While Queens Hospital definitely lacks resources in the forms of monitors and equipment, what was clear was that nursing in Malawi is a PASSION. While many nurses in South Africa may do nursing for money and to have a job, you can see that nursing is a calling in Malawi. Nurses are nurses because they want to be – despite the many challenges. I really admire them. Back home, we are so quick to complain about the workload when there is a shortage of staff. I have learned to appreciate what true nursing care is actually about. Nurses in Malawi are coping despite the shortages – they just do it! It became clear to me that, in South Africa, we actually have nothing to complain about…
Did you eat some interesting food and see some of the country?
Yes! I spent my weekends sightseeing. I visited the Mangochi District on Lake Malawi with Mtisunge, where I had my first Malawian meal - Chambo, a popular fish to eat in Malawi.
I also visited the Nursing College in Zomba, which is a satellite college for the KCN, to meet Mtisunge’s brother who is training as a nurse there and to have lunch with her and her family.
I tasted mouse! I ate locusts, pumpkin leaves (which I originally thought was spinach), cassava, the sweetest bananas ever and nsima which is ground white maize flour cooked into a type of porridge or ‘pap’ and a Malawian staple.
I bought six large mangos only to find out that they were cucumbers! (Made a complete fool of myself, but I guess one learns when you travel that you should not always expect to find things like they are back home.) It's all about having an open mind.

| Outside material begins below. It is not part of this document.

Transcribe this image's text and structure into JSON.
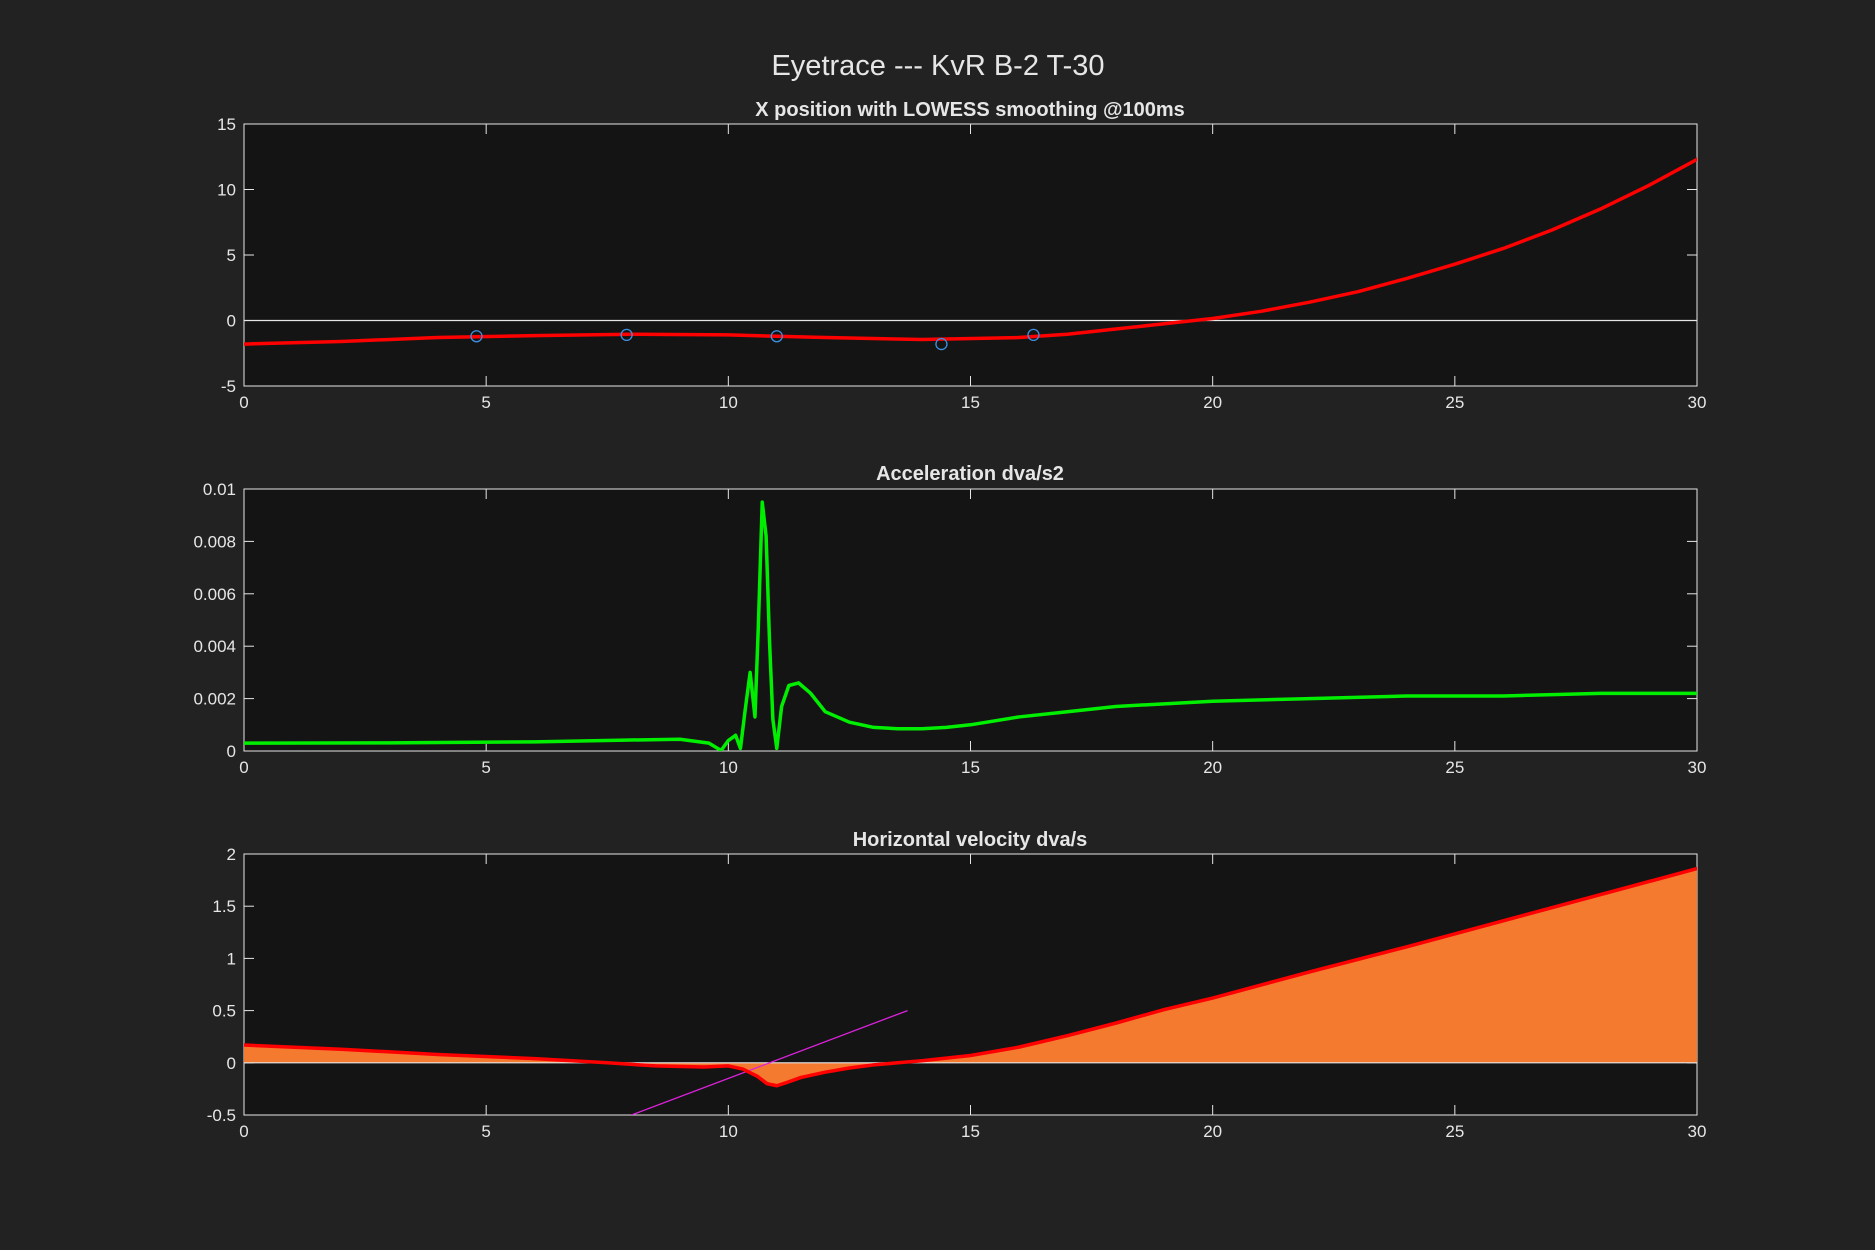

I was also lucky to be able to visit John and his family in Neno, which is a 3 – 4 hour drive from Blantyre and is situated on top of a mountain. Both John and his wife, Mercy, are nurses who work for the district hospital in Neno.
My two days with John, Mercy and their son felt like the holiday part of my trip – it was a highlight! I got to collect water from a borehole, see how maize was milled, and experienced the simplicity of Malawian living, while being completely surrounded by nature. It was wonderful!
Recommendations for future students?
Two weeks in Malawi was really not enough! I wish I had been there for a month. Future students should plan to stay longer, if they can.
I strongly recommend that other students do their clinical placements in another country. It was just so nice to see a different side of nursing.
How much did it cost you?
Total cost: R1, 955.00 + R1, 980.00 + R1,780.00 = R5,715.00
Total value of the experience: Priceless!
My stay at the Beit Cure Hospital residence only cost me R1, 315.00 for all the time I was there, and included breakfast and supper each day. I was very impressed with the accommodation: it was lovely and clean, I had a room to myself and lots of space in which to make myself comfortable.
Tracy Ann Castle is a Professional Nurse from the Mitchell’s Plain District Hospital in Cape Town. She has worked for over 20 years in the nursing profession - seven of these as a Professional Nurse and 18 of these with children. She has a passion for working with kids and so it is not surprising that she has chosen to further her nursing training with a postgraduate diploma in children’s nursing. Tracy is currently completing the diploma through the University of Cape Town’s Child Nurse Practice Development Initiative and Department of Nursing and Midwifery.